PS: \\b\\w{,10}\\b may not work for all languages or flavors.

Test 1

import java.util.regex.Matcher;
import java.util.regex.Pattern;




public class RegularExpression{


public static void main(String[] args){




final String regex = "\\b\\w{3,8}\\b";
final String string = "words with length three to eight";


final Pattern pattern = Pattern.compile(regex, Pattern.MULTILINE);
final Matcher matcher = pattern.matcher(string);


while (matcher.find()) {
System.out.println("Full match: " + matcher.group(0));
}


}
}

Output 1

Full match: words
Full match: with
Full match: length
Full match: three
Full match: eight

Method 2

Another good-to-know method is to use negative lookarounds:

(?<!\w)\w{3,8}(?!\w)
(?<!\w)\w{2,}
(?<!\w)\w{,10}(?!\w)
(?<!\w)\w{5}(?!\w)

Java

(?<!\\w)\\w{3,8}(?!\\w)
(?<!\\w)\\w{2,}
(?<!\\w)\\w{,10}(?!\\w)
(?<!\\w)\\w{5}(?!\\w)

RegEx Demo 2

Test 2

import java.util.regex.Matcher;
import java.util.regex.Pattern;




public class RegularExpression{


public static void main(String[] args){




final String regex = "(?<!\\w)\\w{1,10}(?!\\w)";
final String string = "words with length three to eight";


final Pattern pattern = Pattern.compile(regex, Pattern.MULTILINE);
final Matcher matcher = pattern.matcher(string);


while (matcher.find()) {
System.out.println("Full match: " + matcher.group(0));
}


}
}

Output 2

Full match: words
Full match: with
Full match: length
Full match: three
Full match: to
Full match: eight

RegEx Circuit

jex.im visualizes regular expressions:

enter image description here


If you wish to simplify/modify/explore the expression, it's been explained on the top right panel of regex101.com. If you'd like, you can also watch in this link, how it would match against some sample inputs.

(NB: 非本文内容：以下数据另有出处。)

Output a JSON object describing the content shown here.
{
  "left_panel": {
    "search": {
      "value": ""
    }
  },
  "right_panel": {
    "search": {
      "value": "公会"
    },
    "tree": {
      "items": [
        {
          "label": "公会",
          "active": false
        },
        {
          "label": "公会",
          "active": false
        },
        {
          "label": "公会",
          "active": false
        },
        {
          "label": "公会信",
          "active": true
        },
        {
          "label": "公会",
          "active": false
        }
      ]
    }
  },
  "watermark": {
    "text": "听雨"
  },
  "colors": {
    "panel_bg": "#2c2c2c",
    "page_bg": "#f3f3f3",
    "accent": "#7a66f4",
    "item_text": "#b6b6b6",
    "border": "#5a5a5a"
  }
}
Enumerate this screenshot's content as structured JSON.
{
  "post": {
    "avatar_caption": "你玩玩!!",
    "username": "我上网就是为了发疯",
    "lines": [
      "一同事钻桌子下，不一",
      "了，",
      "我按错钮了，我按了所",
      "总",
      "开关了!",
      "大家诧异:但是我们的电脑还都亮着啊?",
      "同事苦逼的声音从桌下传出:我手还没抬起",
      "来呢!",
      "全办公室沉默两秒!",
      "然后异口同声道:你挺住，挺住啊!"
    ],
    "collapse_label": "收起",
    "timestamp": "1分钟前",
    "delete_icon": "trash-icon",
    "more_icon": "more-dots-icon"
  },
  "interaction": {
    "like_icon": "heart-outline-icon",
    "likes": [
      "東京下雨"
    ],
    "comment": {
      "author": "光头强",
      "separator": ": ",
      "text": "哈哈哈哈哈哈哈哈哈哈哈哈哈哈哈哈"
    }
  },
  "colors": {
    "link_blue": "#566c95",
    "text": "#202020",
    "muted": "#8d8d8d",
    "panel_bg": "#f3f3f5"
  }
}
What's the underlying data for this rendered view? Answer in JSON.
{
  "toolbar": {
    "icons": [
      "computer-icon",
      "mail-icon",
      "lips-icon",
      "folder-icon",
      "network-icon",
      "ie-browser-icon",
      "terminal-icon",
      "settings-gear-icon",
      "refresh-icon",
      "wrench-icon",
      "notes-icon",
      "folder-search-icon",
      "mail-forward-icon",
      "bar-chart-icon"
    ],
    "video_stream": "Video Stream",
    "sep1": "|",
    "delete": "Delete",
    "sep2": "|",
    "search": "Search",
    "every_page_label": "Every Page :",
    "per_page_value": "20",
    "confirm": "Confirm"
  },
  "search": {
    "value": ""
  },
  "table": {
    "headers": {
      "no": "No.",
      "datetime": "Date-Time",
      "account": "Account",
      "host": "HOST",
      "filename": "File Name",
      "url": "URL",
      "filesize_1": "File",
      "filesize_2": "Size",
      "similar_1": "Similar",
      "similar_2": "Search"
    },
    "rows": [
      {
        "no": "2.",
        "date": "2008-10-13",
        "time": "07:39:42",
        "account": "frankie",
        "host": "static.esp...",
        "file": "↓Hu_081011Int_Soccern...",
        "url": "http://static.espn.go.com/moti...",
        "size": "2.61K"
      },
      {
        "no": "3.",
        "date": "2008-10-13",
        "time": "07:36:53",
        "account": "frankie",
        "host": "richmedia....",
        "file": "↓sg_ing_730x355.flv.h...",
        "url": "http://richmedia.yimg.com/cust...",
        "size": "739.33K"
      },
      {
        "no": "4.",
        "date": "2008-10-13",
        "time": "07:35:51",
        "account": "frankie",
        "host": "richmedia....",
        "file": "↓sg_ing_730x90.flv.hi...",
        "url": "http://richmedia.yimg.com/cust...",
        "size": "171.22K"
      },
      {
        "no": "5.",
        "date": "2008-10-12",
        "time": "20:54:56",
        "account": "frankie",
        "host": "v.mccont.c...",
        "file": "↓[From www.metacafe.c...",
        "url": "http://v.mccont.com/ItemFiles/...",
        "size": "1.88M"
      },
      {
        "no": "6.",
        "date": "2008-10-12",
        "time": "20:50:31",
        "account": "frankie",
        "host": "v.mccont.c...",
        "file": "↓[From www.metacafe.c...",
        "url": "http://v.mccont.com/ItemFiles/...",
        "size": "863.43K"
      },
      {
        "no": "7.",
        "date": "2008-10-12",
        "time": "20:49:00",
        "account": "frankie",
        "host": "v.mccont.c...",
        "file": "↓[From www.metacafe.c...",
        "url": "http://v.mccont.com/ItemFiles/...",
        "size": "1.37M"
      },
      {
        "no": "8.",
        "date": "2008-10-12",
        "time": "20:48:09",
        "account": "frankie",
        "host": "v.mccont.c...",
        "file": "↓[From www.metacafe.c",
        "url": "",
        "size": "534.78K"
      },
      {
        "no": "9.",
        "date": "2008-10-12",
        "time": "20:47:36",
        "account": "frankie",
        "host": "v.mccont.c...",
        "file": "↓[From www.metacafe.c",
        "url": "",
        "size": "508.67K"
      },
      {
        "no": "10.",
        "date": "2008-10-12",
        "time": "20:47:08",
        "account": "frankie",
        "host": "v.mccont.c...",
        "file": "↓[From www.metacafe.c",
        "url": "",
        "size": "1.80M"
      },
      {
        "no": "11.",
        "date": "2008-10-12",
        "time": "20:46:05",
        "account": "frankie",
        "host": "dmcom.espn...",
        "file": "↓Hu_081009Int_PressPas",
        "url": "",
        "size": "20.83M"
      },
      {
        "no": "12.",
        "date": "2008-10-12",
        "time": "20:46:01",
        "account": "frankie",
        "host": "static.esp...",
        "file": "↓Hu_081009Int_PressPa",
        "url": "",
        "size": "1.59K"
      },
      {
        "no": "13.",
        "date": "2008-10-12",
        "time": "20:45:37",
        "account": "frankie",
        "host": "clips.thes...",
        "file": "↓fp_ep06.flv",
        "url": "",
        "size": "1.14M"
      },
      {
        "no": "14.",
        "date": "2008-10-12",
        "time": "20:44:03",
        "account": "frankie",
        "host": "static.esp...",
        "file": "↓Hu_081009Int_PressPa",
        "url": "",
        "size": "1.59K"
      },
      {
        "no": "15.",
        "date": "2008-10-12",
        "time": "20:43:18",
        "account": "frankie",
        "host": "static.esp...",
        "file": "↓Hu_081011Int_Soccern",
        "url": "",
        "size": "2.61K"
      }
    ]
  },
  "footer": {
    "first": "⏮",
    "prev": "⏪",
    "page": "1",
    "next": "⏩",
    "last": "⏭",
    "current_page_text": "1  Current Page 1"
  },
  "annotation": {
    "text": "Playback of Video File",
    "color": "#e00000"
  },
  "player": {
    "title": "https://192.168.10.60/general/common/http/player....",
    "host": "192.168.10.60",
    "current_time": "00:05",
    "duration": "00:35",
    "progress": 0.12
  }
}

Liked Pardeep's answer but I needed whole word bounds in a string/title that can be any messed up string an advertising dept. can think up .

**\b\w(**[A-Za-z0-9\s$&+,:;=?@#|'<>.^*()%!-]{1,22}**)\b**

should iterate through a string ( tested notepad++ ) and get the largest group of words in the range i.e. 1,22 chars here without splitting mid word.

Here was the final command for me in python to add some LF's

name = re.sub(r"\b(\w[A-Za-z0-9\s$&+,:;=?@#|'<>.^*()%!-]{1,22})\b","\\\1\\\n",name)

Simple, complete and tested java code, for finding words of certain length n:

int n = 10;
String regex = "\\b\\w{" + n + "}\\b";
String str = "Hello, this is a test 1234567890";
ArrayList<String> words = new ArrayList<>();
final Pattern pattern = Pattern.compile(regex, Pattern.MULTILINE);
final Matcher matcher = pattern.matcher(str);
while (matcher.find()) {
words.add(matcher.group(0));
}
System.out.println(words);

For more explanations and different options - see other answers.